Most readings at conventions are delivered as quickly as if they were being read silently, and often with little or no inflection. It sounds like the reader just wants to get it over with. I had been almost as bad. That bothered me, until I remembered what I had learned about reading aloud to an audience, when I had been a member of Toastmasters International. Most of our speeches were to be given from memory, but sometimes we read things aloud.
Part of Toastmasters was getting evaluations from other members. A common comment for readers was to go more slowly. Of course. So I tried doing that for my next read speech, and I was more careful, as if I were recording an audio book. Or as if I were telling the story instead of reading it. I could feel the difference in the audience’s response.

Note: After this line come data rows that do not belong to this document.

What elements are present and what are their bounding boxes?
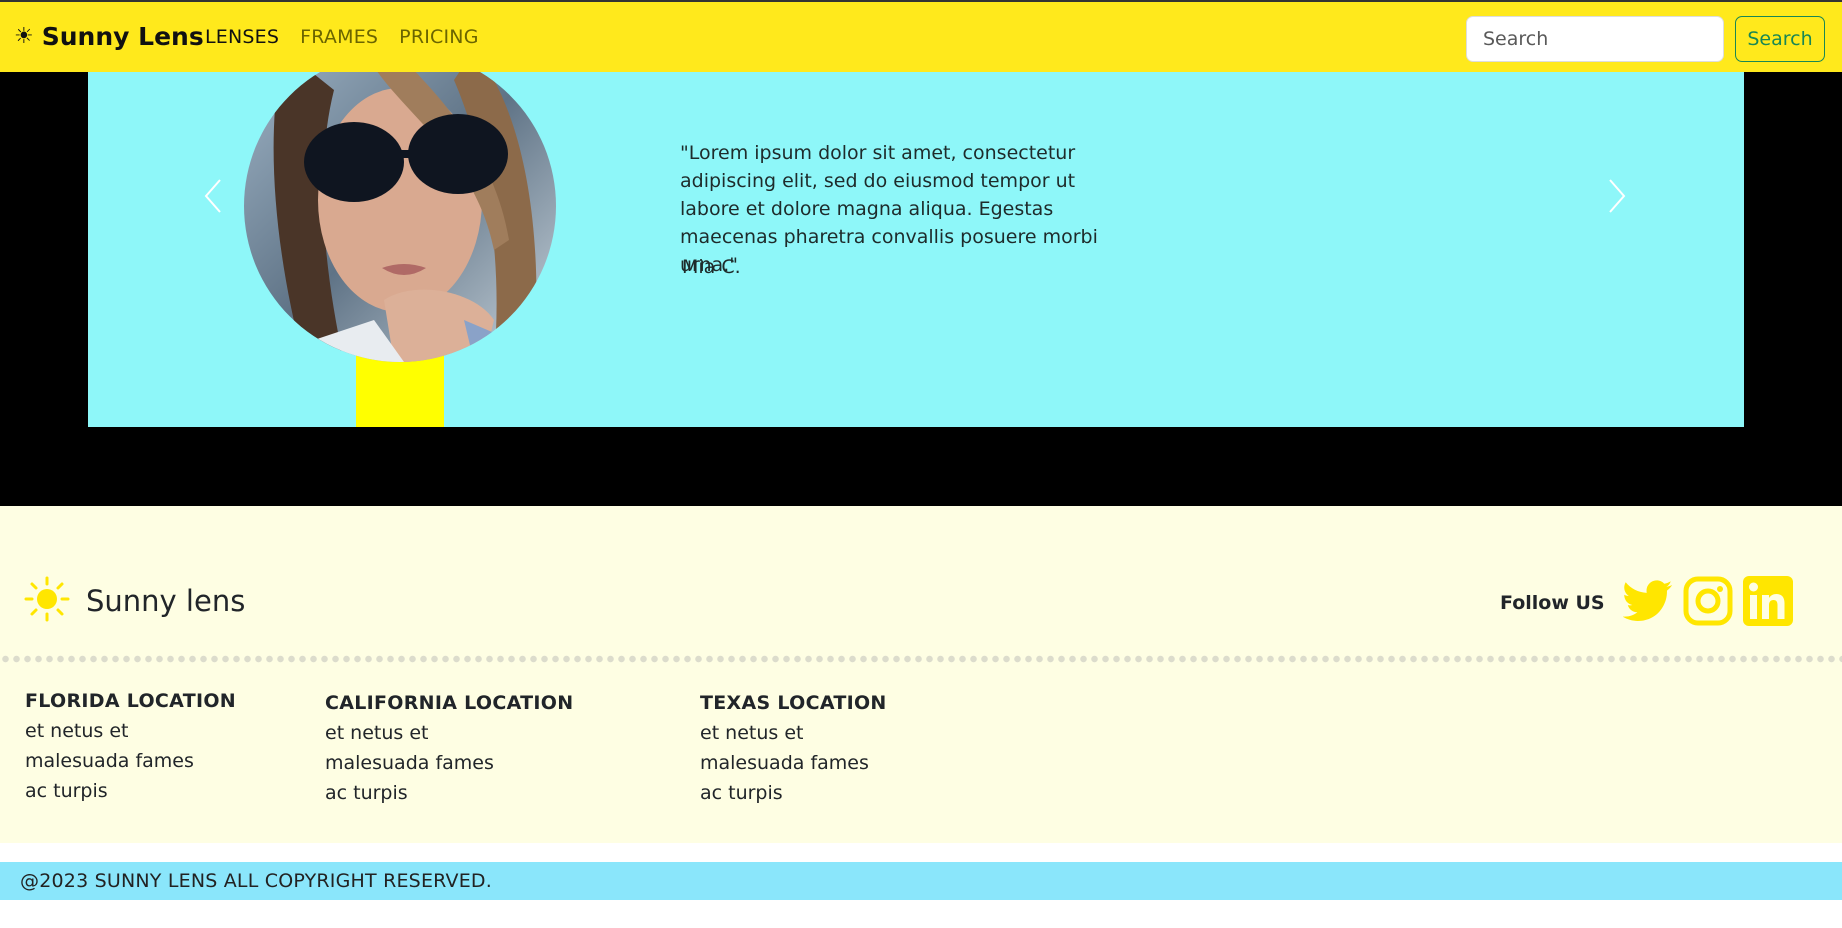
location-california: CALIFORNIA LOCATION et netus et malesuad… bbox=[325, 688, 573, 808]
location-line: ac turpis bbox=[325, 782, 408, 804]
brand-name: Sunny Lens bbox=[41, 22, 204, 51]
linkedin-icon[interactable] bbox=[1742, 576, 1793, 630]
location-title: TEXAS LOCATION bbox=[700, 692, 887, 714]
location-line: malesuada fames bbox=[325, 752, 494, 774]
search-button[interactable]: Search bbox=[1735, 16, 1825, 62]
nav-link-pricing[interactable]: PRICING bbox=[399, 26, 478, 48]
nav-link-lenses[interactable]: LENSES bbox=[205, 26, 279, 48]
customer-photo bbox=[244, 50, 556, 362]
location-line: ac turpis bbox=[700, 782, 783, 804]
location-line: et netus et bbox=[325, 722, 429, 744]
footer-brand: Sunny lens bbox=[24, 576, 245, 626]
location-line: et netus et bbox=[700, 722, 804, 744]
testimonial-author: Mia C. bbox=[682, 256, 741, 278]
testimonial-quote: "Lorem ipsum dolor sit amet, consectetur… bbox=[680, 142, 1098, 276]
follow-label: Follow US bbox=[1500, 592, 1605, 614]
brand-link[interactable]: ☀ Sunny Lens bbox=[14, 22, 204, 51]
twitter-icon[interactable] bbox=[1621, 579, 1673, 627]
copyright-bar: @2023 SUNNY LENS ALL COPYRIGHT RESERVED. bbox=[0, 862, 1842, 900]
location-line: malesuada fames bbox=[25, 750, 194, 772]
testimonial-carousel: "Lorem ipsum dolor sit amet, consectetur… bbox=[0, 50, 1842, 506]
instagram-icon[interactable] bbox=[1683, 576, 1733, 630]
search-input[interactable] bbox=[1466, 16, 1724, 62]
location-title: FLORIDA LOCATION bbox=[25, 690, 236, 712]
footer-brand-name: Sunny lens bbox=[86, 584, 246, 618]
nav-links: LENSES FRAMES PRICING bbox=[205, 26, 479, 48]
carousel-slide: "Lorem ipsum dolor sit amet, consectetur… bbox=[88, 50, 1744, 427]
footer: Sunny lens Follow US FLORIDA LOCATION et… bbox=[0, 506, 1842, 843]
nav-link-frames[interactable]: FRAMES bbox=[300, 26, 378, 48]
dotted-divider bbox=[0, 654, 1842, 664]
location-texas: TEXAS LOCATION et netus et malesuada fam… bbox=[700, 688, 887, 808]
location-line: malesuada fames bbox=[700, 752, 869, 774]
follow-us: Follow US bbox=[1500, 576, 1793, 630]
chevron-right-icon[interactable] bbox=[1602, 176, 1632, 216]
sun-icon bbox=[24, 576, 70, 626]
location-line: ac turpis bbox=[25, 780, 108, 802]
chevron-left-icon[interactable] bbox=[198, 176, 228, 216]
sun-icon: ☀ bbox=[14, 24, 34, 49]
location-line: et netus et bbox=[25, 720, 129, 742]
copyright-text: @2023 SUNNY LENS ALL COPYRIGHT RESERVED. bbox=[20, 870, 492, 892]
navbar: ☀ Sunny Lens LENSES FRAMES PRICING Searc… bbox=[0, 0, 1842, 72]
location-florida: FLORIDA LOCATION et netus et malesuada f… bbox=[25, 686, 236, 806]
location-title: CALIFORNIA LOCATION bbox=[325, 692, 574, 714]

I had tried to read my novel that way while at the convention, which was how I had found the problems. Later, I read the manuscript I had just finished that way, as if to an audience of interested fans, and I found typos, doubled words, missing words, misspelled words, bad phrasing, sentences or even paragraphs out of place, and on and on. And reading it aloud took longer than I had hoped, because it took time to fix all the problems I found. Sometimes I had to fix the same problem more than once. But when I had gone all through it, I was pleased with what I had accomplished.
I had the experience, many years ago, while typing up a hand-written text, of being able to continue to read, and to type, while responding to something Diane was telling me. I was rather surprised by this. I had slowed down a lot, but I had done it all at the same time: read, write, hear, and speak. Amazing.
Years later I read an article about the verbal part of the brain, which turned out to have four different regions: reading, writing, hearing, and speaking. It vindicated my understanding of what I had done.
Later I began to think that the writing region was also divided into hand-writing and typing. I couldn’t test it — left hand on keyboard, right hand holding a pen. But other writers have told me that their first drafts are frequently if not always hand-written, and sometimes their corrections are done by hand too, because they are thinking differently by hand than by keyboard. That is my experience as well.
Reading a text silently uses only the reading region of the verbal part of my brain. Reading aloud also involves the speaking and hearing regions, which lets me become aware of things I would otherwise have missed.
When I have finished what I used to think of as the ‘final’ draft of a story, it is so familiar that I am reading what I know, not what is actually on the page. I need to back off, and not just so that I can read it as if it were almost the first time. I now polish every ‘finished’ text by reading it aloud. It has helped a lot.